When deciding which disclosures should be used to report on the material sustainability-related risks and opportunities, the same sources mentioned above shall (SASB) or may (CDSB framework and peers reports) be considered. Additionally, GRI standards and ESRS may also be considered. 

Despite these standards addressing a broader audience than only the users of general purpose financial reporting, this recommendation highlights the “practical benefits for preparers of being able to source disclosures from the GRI standards and ESRS”.

In short, there is a clear recommendation to open the door for reporting companies to be allowed to use GRI standards and ESRS where there are gaps in the IFRS standards.

 

What’s next?

Is this it then? The staff paper ends with an interesting note on potential further recommendations that may emerge after subsequent meetings on the fundamental concepts included in the draft S1. It’s interesting to look at the observations on interoperability from the ESRS perspective, as the staff noted:

“Following a similar concept to that outlined regarding the benefits for preparers and users of information of using ESRS as a source of guidance in the absence of a specific IFRS Sustainability Disclosure Standard, there would be benefits for those using ESRS when ‘gaps’ could be filled using IFRS Sustainability Disclosure Standards to assist in meeting the objectives of ESRS […] It is proposed by EFRAG that ESRS 1 would note that in developing entity-specific disclosures, consideration should be given to comparability between entities including by considering other disclosure frameworks.”

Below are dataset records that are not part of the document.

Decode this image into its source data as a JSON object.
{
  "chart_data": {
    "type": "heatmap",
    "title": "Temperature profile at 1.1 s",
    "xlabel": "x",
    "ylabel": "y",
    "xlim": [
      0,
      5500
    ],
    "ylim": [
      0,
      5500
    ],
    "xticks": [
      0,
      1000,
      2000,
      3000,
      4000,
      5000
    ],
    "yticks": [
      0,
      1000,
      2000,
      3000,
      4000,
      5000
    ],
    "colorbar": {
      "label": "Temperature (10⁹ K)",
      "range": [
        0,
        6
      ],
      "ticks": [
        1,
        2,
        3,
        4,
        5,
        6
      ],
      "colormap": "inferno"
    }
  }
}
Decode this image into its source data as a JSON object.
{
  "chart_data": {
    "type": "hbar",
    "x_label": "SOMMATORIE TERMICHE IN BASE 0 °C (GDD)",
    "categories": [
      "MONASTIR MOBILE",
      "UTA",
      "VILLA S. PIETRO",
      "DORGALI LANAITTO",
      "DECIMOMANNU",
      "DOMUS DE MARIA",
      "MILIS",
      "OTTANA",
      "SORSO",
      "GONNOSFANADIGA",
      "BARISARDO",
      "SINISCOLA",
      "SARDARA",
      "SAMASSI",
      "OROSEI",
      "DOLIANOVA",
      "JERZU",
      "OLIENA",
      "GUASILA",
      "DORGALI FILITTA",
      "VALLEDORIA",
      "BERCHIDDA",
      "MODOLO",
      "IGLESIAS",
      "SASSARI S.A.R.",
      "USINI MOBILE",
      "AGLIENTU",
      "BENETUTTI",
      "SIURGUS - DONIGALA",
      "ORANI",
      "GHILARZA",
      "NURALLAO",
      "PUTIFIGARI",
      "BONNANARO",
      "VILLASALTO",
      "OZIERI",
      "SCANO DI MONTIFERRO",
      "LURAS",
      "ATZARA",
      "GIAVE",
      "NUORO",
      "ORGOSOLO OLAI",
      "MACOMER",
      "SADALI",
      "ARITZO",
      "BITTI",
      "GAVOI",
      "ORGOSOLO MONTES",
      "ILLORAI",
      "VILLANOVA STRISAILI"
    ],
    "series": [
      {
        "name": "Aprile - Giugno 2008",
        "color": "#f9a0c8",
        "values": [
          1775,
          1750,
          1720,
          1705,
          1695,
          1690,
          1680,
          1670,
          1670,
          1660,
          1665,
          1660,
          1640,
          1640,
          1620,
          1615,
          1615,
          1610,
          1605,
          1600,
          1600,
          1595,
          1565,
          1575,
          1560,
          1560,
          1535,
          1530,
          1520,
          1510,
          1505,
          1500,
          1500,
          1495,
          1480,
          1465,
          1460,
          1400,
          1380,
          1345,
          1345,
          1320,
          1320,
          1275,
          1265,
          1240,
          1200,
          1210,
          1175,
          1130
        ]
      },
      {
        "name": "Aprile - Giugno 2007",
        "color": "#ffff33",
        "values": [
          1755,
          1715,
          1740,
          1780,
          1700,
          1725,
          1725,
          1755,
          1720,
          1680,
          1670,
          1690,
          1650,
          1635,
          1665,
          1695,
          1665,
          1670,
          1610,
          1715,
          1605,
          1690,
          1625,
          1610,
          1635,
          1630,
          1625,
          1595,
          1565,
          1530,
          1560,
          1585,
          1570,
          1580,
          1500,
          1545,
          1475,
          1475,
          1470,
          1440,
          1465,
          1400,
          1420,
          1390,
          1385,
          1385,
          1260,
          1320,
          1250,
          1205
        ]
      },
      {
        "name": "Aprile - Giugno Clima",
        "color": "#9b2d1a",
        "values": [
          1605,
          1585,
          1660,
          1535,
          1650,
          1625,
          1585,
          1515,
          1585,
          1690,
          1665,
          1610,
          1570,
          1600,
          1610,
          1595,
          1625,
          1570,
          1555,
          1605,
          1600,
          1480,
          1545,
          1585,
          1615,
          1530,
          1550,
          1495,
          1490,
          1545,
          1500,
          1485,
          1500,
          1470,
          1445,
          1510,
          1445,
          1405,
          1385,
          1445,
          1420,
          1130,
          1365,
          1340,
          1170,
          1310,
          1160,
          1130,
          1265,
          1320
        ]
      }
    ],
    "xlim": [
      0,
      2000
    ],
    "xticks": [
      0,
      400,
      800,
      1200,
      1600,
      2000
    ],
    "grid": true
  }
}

Using the materials of the ISSB would foster such comparability. In particular, comparability could be fostered in the near term if it were the case that for climate-related disclosures both those using ISSB Standards and those using ESRS (E1) were referred to Appendix B of [draft] S2 as a basis for providing industry-specific information. Industry-specific requirements are an important component of the ISSB Standards and thus utilising this material (even if illustrative initially) emphasises an important feature of the ISSB’s standards. 

The inclusion of such a reference within ESRS would provide a similar role to the proposals set out in this paper with regard to ESRS in that the ISSB’s materials would be relevant in the absence of a specific ESRS requirement and to the extent it assists in meeting the objectives of ESRS requirements. This approach would result in the ISSB adopting similar methods to assist in providing interoperability.

The last sentence sounds like a pragmatic and beneficial quid pro quo.

Interoperability essentially means standards coming together as a mosaic to fill each other’s gaps. It’s a solid starting point, as it can drive comprehensive and consistent standards faster. And it may open doors for further and deeper interoperability - other interesting staff papers - like this one - look specifically at aligning language and clarifying concepts to make sure their meaning is harmonized across other standards, frameworks and recommendations like TCFD. Deliberations like the decision to include Scope 3 emissions are also a reflection of the efforts to achieve interoperability.

In a recent webinar organized for The Good Governance Academy's 8th Colloquium, an interesting interoperability table for corresponding standards (i.e. standards regarding sustainability issues covered both by IFRS and ISSB) was presented. The goal is to maximize the standards in column B and minimize those in columns A and C:

Aligning disclosure requirements:

Column A

Column B

Column C

Disclosures only for ISSB

Disclosures relevant to both ISSB & ESRS

Disclosures only for ESRS

For now, it is promising to see that interoperability is finally more than simply standard-setting jargon.

While ISSB has confirmed the presence of SASB and CDSB as sources of guidance, a deliberation on GRI and ESRS is still pending. With reports pointing to increased activity on the interoperability front, and the announcement IFRS made today at COP27, would it be too ambitious to hope for a major breakthrough soon?